The purchase price has been allocated to the assets acquired and liabilities assumed using their estimated fair values at the Closing Date of the Acquisition of KCG. Adjustments to the provisional values during the measurement period were recorded in the reporting period in which the adjustment amounts were determined. No further adjustments to the provisional values remain. The Company engaged third party specialists for the purchase price allocation.

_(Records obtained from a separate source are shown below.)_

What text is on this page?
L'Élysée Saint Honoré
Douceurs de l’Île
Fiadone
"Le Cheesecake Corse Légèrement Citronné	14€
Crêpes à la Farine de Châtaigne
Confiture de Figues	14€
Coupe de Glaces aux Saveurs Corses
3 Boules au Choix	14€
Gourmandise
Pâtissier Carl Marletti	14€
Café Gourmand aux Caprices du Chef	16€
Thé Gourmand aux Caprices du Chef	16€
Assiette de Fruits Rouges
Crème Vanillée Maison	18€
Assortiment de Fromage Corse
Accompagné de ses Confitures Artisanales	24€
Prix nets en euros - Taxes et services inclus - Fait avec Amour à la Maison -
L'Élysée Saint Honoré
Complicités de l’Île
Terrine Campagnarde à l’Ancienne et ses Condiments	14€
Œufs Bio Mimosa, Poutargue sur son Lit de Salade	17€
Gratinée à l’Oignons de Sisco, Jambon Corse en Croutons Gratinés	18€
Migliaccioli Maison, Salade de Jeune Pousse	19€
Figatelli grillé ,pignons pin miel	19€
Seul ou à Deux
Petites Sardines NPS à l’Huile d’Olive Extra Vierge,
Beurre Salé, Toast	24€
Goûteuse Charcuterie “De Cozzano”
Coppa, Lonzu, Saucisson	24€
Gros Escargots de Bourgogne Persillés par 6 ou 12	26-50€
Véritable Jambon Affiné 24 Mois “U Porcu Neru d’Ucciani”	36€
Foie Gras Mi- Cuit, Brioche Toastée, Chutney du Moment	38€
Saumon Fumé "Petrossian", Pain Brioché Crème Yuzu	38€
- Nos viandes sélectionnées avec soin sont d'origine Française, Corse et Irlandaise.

Amounts allocated to intangible assets, the amortization period and goodwill were as follows:

(in thousands)
Amount
Amortization
Years
Technology
$
67,700

1-6 years
Customer relationships
94,000

13 - 17 years
Trade names
1,000

10 years
Favorable leases
5,895

2-15 years
Exchange memberships
6,400

Indefinite
Intangible assets
$
174,995

 
Goodwill
128,286

 
Total
$
303,281

 


Of the total Goodwill of $128.3 million, $96.2 million has been assigned to the Market Making segment and $32.1 million has been assigned to the Execution Services segment. Such goodwill is attributable to the expansion of products offerings and expected synergies of the combined workforce, products and technologies of the Company and KCG.

Tax treatment of the Acquisition of KCG

The Company believes that the Acquisition of KCG will be treated as a tax-free transaction to the Company that does not result in a step up in tax basis in the acquired assets and, therefore, KCG’s tax basis in its assets and liabilities generally carries over to the Company following the Acquisition of KCG. None of the goodwill is expected to be deductible for tax purposes.

The Company recorded net deferred tax assets of $23.9 million with respect to recording KCG’s assets and liabilities under the purchase method of accounting as described above as well as recording the value of other tax attributes acquired as a result of the Acquisition of KCG, as described in Note 14 "Income Taxes".